Monday
At the start of June, I began to look forward to the iFXEXPO in Cyprus later this month. It is worth remembering just how useful that event has been as a barometer for the evolution of global fintech in electronic trading.
The original iFXEXPO International in Cyprus was not merely another conference on the circuit; it became the defining venue for FX. I was there at the very first one in 2013, covering the panels and the wider atmosphere, and even then, when tech development was still in a far earlier phase, there was already serious discussion about infrastructure, connectivity, and the underlying mechanics of brokerage technology.
By 2016, the message had become clearer. The affiliate-style front-end model, with its rev-share structure and its inherent limitations, was already being recognised as a brake on progress. As Integral CEO Harpal Sandhu said at iFXEXPO Cyprus in 2016, working with a technology provider that will never compete with the broker, and that can provide a fully integrated stack under the broker’s own name, gives firms real power. That observation was then, and remains now, absolutely right.
Yet in 2026, there are still legacy systems holding brokers back, forcing them into lead-churning structures and leaving them overly dependent on vendors. What stands out about the iFXEXPO in Cyprus in recent times is not the old sales-and-marketing spectacle, but the much broader range of third-party dynamic tools on display. Cyprus used to be an aircraft carrier for lead generation; now it is a showcase for the full infrastructure stack. The question for brokers is simple: can their systems actually integrate what senior executives are talking about on panels and showcasing at expos?
FX is no longer a sales and marketing business. It is an API business, and increasingly a technology integration business.
Tuesday
A quick lunchtime catch-up with Ethan Chan, Executive Director of INFINOX, cut straight through to the structural differences between markets.
The discussion covered how trading appetite is shaped not just by regulation or product choice, but by the rhythm of daily life. Ethan made a point that is hard to dispute: one of the reasons China has made such extraordinary leaps across industries is its relentless investment in infrastructure—technological, logistical, and urban. Everything is set up to make life easier, faster, and more efficient.

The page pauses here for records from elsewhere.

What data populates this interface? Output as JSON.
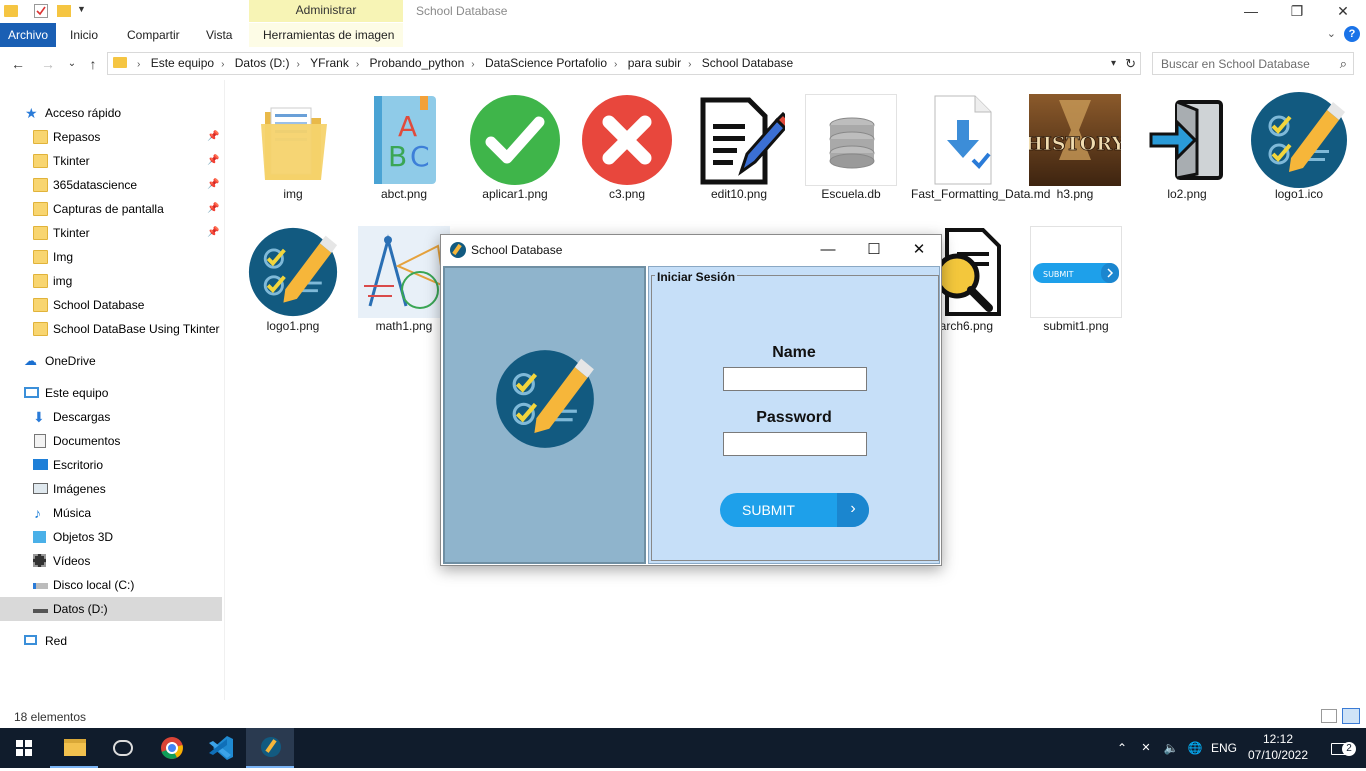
{
  "window": {
    "title": "School Database",
    "context_tab": "Administrar"
  },
  "ribbon": {
    "tabs": [
      "Archivo",
      "Inicio",
      "Compartir",
      "Vista",
      "Herramientas de imagen"
    ]
  },
  "address": {
    "crumbs": [
      "Este equipo",
      "Datos (D:)",
      "YFrank",
      "Probando_python",
      "DataScience Portafolio",
      "para subir",
      "School Database"
    ]
  },
  "search": {
    "placeholder": "Buscar en School Database"
  },
  "sidebar": {
    "quick_access": "Acceso rápido",
    "pinned": [
      "Repasos",
      "Tkinter",
      "365datascience",
      "Capturas de pantalla",
      "Tkinter"
    ],
    "folders": [
      "Img",
      "img",
      "School Database",
      "School DataBase Using Tkinter"
    ],
    "onedrive": "OneDrive",
    "this_pc": "Este equipo",
    "pc_items": [
      "Descargas",
      "Documentos",
      "Escritorio",
      "Imágenes",
      "Música",
      "Objetos 3D",
      "Vídeos",
      "Disco local (C:)",
      "Datos (D:)"
    ],
    "network": "Red"
  },
  "files": [
    "img",
    "abct.png",
    "aplicar1.png",
    "c3.png",
    "edit10.png",
    "Escuela.db",
    "Fast_Formatting_Data.md",
    "h3.png",
    "lo2.png",
    "logo1.ico",
    "logo1.png",
    "math1.png",
    "earch6.png",
    "submit1.png"
  ],
  "thumb_text": {
    "history": "HISTORY",
    "submit_small": "SUBMIT"
  },
  "status": {
    "count": "18 elementos"
  },
  "taskbar": {
    "lang": "ENG",
    "time": "12:12",
    "date": "07/10/2022",
    "notif_count": "2"
  },
  "dialog": {
    "title": "School Database",
    "frame_title": "Iniciar Sesión",
    "name_label": "Name",
    "password_label": "Password",
    "submit_label": "SUBMIT",
    "name_value": "",
    "password_value": ""
  },
  "colors": {
    "accent": "#1a5fb4",
    "left_panel": "#8fb4cc",
    "right_panel": "#c6dff8",
    "submit": "#1ea0ea",
    "taskbar": "#101c2c"
  }
}
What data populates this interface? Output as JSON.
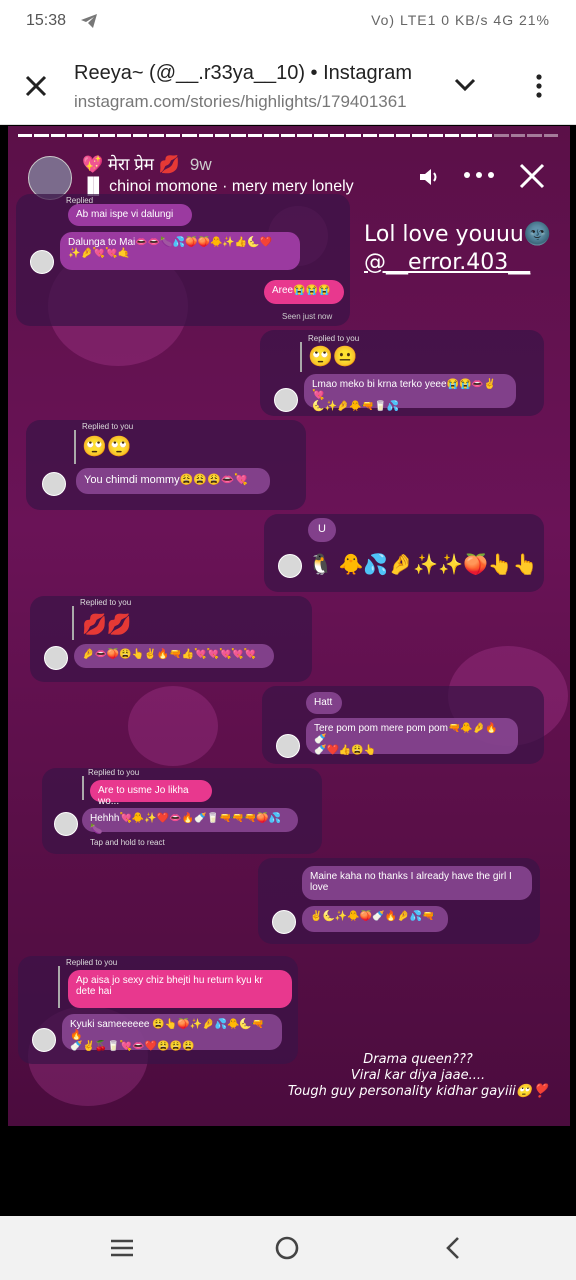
{
  "statusbar": {
    "time": "15:38",
    "right": "Vo) LTE1 0 KB/s 4G 21%",
    "telegram_icon": "telegram-icon"
  },
  "browser": {
    "title": "Reeya~ (@__.r33ya__10) • Instagram",
    "url": "instagram.com/stories/highlights/179401361"
  },
  "story": {
    "name": "💖 मेरा प्रेम 💋",
    "ago": "9w",
    "music": "chinoi momone · mery mery lonely",
    "overlay_lol": "Lol love youuu🌚",
    "overlay_handle": "@__error.403__",
    "caption": [
      "Drama queen???",
      "Viral kar diya jaae....",
      "Tough guy personality kidhar gayiii🙄❣️"
    ],
    "chat": {
      "c1_replied": "Replied",
      "c1_b1": "Ab mai ispe vi dalungi",
      "c1_b2": "Dalunga to Mai👄👄🍆💦🍑🍑🐥✨👍🌜❤️",
      "c1_b2b": "✨🤌💘💘🤙",
      "c1_b3": "Aree😭😭😭",
      "c1_seen": "Seen just now",
      "c2_replied": "Replied to you",
      "c2_emoji": "🙄😐",
      "c2_b1": "Lmao meko bi krna terko yeee😭😭👄✌️💘",
      "c2_b1b": "🌜✨🤌🐥🔫🥛💦",
      "c3_replied": "Replied to you",
      "c3_emoji": "🙄🙄",
      "c3_b1": "You chimdi mommy😩😩😩👄💘",
      "c4_b1": "U",
      "c4_emoji": "🐧 🐥💦🤌✨✨🍑👆👆",
      "c5_replied": "Replied to you",
      "c5_emoji": "💋💋",
      "c5_b1": "🤌👄🍑😩👆✌️🔥🔫👍💘💘💘💘💘",
      "c6_b1": "Hatt",
      "c6_b2": "Tere pom pom mere pom pom🔫🐥🤌🔥🍼",
      "c6_b2b": "🍼❤️👍😩👆",
      "c7_replied": "Replied to you",
      "c7_b1": "Are to usme Jo likha wo...",
      "c7_b2": "Hehhh💘🐥✨❤️👄🔥🍼🥛🔫🔫🔫🍑💦🍆",
      "c7_hint": "Tap and hold to react",
      "c8_b1": "Maine kaha no thanks I already have the girl I love",
      "c8_b2": "✌️🌜✨🐥🍑🍼🔥🤌💦🔫",
      "c9_replied": "Replied to you",
      "c9_b1": "Ap aisa jo sexy chiz bhejti hu return kyu kr dete hai",
      "c9_b2": "Kyuki sameeeeee 😩👆🍑✨🤌💦🐥🌜🔫🔥",
      "c9_b2b": "🍼✌️🍒🥛💘👄❤️😩😩😩"
    }
  },
  "icons": {
    "close": "close-icon",
    "chevron": "chevron-down-icon",
    "kebab": "more-vert-icon",
    "volume": "volume-icon",
    "more": "more-horiz-icon",
    "recent": "recents-icon",
    "home": "home-icon",
    "back": "back-icon"
  },
  "colors": {
    "story_bg": "#5b1048",
    "bubble_pink": "#e8388e",
    "bubble_purple": "#9b3aa0"
  }
}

That combination of ultra-modern everyday infrastructure and a high level of education has accelerated automation across sectors, including trading. In regions where execution matters and time is treated as a premium asset, Introducing Brokers have learned to expect speed, flexibility, and control.
That is why legacy front ends are increasingly hard to justify. So too are rigid white-label structures that lock a broker into a single liquidity relationship chosen by someone else. The answer, as ever, is a fully comprehensive core backend with liquidity and venue agnosticism built in from the outset.
Wednesday
It was hard not to raise an eyebrow at the further mainstream advance of stablecoins this week.
What began as a crypto-native settlement tool is now being pulled into practical commercial use cases: payroll, procurement, ecommerce, and cross-border business payments. The partnership announced by BVNK and TransferMate makes that evolution plain. Stablecoins are no longer just a trading instrument or a DeFi curiosity; they are becoming backend financial infrastructure.
That matters because the customer experience around money movement is changing rapidly. The old tolerance for delays, correspondent friction, and T1/T2 settlement times is beginning to look increasingly dated. In a short time, the idea of waiting days for funds to clear may feel as archaic as faxed dealing instructions.
The appeal is obvious: immediate settlement, lower friction, and far lower transaction costs. For any business operating across borders, that combination is hard to ignore.
Thursday
Talking of DeFi, the market structure conversation is here again, this time toward continuous trading and around-the-clock participation.
Wall Street traders and traditional exchanges are increasingly looking outside the old market-hour model, and in some cases are using newer DeFi-native venues to do it. Hyperliquid, a relative newcomer by the standards of the traditional buy-side and sell-side world, is already being used by established institutions for perpetuals and related products.
That alone should give pause to market participants in the non-bank electronic trading sector. The lesson is not simply that crypto has become important; it is that infrastructure now has to be flexible enough to support directional shifts as they happen.
The broader point is this: product innovation is no longer enough. Firms need backend trading infrastructure that can keep pace with a market that is becoming less segmented and more continuous. The institutions that understand this will adapt early. The others will find themselves reacting from a distance.
Friday
Looking back through the week’s reports, one theme stood out. A senior industry figure in Singapore made the point that the market is moving away from one-size-fits-all trading systems and toward specialised infrastructure connected through a common framework.
That is exactly what has been happening for some time. First came the options and futures rush around 3 years ago, then spot crypto, and now the next wave is being shaped by AI-native workflows and increasingly bespoke front ends. In a world where people who were not previously coders are now building their own dynamic tools using AI-based software builders, legacy interfaces that try to do everything for everyone but restrict progress in doing so are looking more and more obsolete.
TradingView is a useful example. Its popularity among traders has created a real appetite for broker integration, and that cannot be handled properly on a rigid, all-purpose platform. My recent visit to Phillip Nova’s offices in Singapore reinforced that point: institutional-grade, highly adaptable infrastructure is not a luxury anymore, it is a requirement.